The push for a design-for-manufacturing (DFM) flow must begin even before implementation. It's in the synthesis stage that designers must meet timing, area, power, and test goals within the shortest possible time. To address this need, we've seen new advances in synthesis, with more to come in 2006. New topographical technology, for example, helps designers accurately predict post-layout timing and area without the need for wireload model-based timing approximation.

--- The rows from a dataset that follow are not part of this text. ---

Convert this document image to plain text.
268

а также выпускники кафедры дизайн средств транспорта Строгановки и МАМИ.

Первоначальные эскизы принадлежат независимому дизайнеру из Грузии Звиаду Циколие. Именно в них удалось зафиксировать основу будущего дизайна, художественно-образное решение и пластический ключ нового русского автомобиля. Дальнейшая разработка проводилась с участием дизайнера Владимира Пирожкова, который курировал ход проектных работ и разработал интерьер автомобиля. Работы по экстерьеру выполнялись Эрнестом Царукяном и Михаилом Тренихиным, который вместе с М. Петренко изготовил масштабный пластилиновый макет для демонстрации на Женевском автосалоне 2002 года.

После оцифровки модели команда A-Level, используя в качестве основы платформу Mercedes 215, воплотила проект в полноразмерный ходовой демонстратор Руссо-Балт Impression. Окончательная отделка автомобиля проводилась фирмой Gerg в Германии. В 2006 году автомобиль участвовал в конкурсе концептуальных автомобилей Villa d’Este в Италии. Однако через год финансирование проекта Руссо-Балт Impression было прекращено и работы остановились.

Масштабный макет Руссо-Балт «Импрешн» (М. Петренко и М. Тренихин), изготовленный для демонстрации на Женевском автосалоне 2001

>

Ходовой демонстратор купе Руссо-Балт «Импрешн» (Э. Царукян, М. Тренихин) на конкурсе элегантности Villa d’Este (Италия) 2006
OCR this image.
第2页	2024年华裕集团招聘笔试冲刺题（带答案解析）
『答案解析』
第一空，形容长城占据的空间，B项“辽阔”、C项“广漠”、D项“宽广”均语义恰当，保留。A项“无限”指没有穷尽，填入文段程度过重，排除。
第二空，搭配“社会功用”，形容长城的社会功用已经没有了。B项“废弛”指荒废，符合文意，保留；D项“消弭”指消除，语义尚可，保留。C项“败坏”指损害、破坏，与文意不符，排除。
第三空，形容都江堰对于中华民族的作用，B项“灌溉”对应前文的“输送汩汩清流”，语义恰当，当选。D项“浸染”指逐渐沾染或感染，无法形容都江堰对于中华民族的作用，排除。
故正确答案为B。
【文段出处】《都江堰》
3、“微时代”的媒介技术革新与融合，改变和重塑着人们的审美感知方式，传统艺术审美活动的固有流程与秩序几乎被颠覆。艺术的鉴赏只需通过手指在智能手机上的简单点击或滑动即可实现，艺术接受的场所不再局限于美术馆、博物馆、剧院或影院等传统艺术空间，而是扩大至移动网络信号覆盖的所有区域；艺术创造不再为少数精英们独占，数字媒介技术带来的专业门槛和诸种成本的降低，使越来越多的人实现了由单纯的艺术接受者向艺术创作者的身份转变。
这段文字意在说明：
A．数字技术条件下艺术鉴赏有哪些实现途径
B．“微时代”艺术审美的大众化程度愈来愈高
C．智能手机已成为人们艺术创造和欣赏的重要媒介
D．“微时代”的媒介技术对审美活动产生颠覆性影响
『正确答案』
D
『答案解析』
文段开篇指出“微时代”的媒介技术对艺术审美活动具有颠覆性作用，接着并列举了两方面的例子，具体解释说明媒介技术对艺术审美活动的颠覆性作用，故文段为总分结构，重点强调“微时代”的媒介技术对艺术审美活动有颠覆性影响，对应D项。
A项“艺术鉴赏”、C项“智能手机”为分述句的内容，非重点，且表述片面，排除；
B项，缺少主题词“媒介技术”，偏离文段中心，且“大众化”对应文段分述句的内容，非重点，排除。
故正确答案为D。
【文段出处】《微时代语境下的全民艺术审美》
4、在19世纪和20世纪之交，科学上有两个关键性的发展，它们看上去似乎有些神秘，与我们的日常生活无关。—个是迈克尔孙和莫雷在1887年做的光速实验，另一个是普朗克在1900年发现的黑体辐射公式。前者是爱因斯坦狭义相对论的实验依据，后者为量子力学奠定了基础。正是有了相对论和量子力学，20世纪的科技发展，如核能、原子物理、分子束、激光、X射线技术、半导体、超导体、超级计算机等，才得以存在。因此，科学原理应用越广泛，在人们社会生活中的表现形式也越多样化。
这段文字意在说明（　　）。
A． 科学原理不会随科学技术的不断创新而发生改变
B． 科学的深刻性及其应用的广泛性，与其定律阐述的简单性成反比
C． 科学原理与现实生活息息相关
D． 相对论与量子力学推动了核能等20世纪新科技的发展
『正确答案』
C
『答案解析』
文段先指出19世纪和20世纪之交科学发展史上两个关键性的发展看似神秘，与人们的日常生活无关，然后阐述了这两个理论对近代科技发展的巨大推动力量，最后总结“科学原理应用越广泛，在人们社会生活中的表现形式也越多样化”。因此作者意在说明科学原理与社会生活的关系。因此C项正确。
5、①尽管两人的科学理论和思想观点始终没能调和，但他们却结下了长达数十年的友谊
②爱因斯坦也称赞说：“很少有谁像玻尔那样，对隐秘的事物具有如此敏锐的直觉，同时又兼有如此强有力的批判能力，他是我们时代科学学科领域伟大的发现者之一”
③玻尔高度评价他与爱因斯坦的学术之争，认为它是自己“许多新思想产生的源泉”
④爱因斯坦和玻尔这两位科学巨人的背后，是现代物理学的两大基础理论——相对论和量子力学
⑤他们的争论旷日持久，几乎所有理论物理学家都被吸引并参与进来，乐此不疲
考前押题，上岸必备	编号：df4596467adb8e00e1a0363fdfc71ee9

True DFM will emerge both for the custom/analog design and SoC/digital design environments. A comprehensive approach will be required as DFM, signal integrity, voltage drop, thermal issues, timing, and low-power optimizations all intertwine (see "In Quest Of 'Homo Futurus' Physical Design," p. 100). Ultimately, an integrated back-end platform-will incorporate technologies that let designers anticipate-the effect on chip layout of resolution enhancement technology (RET), as well as automated yield analysis and enhancement of designs.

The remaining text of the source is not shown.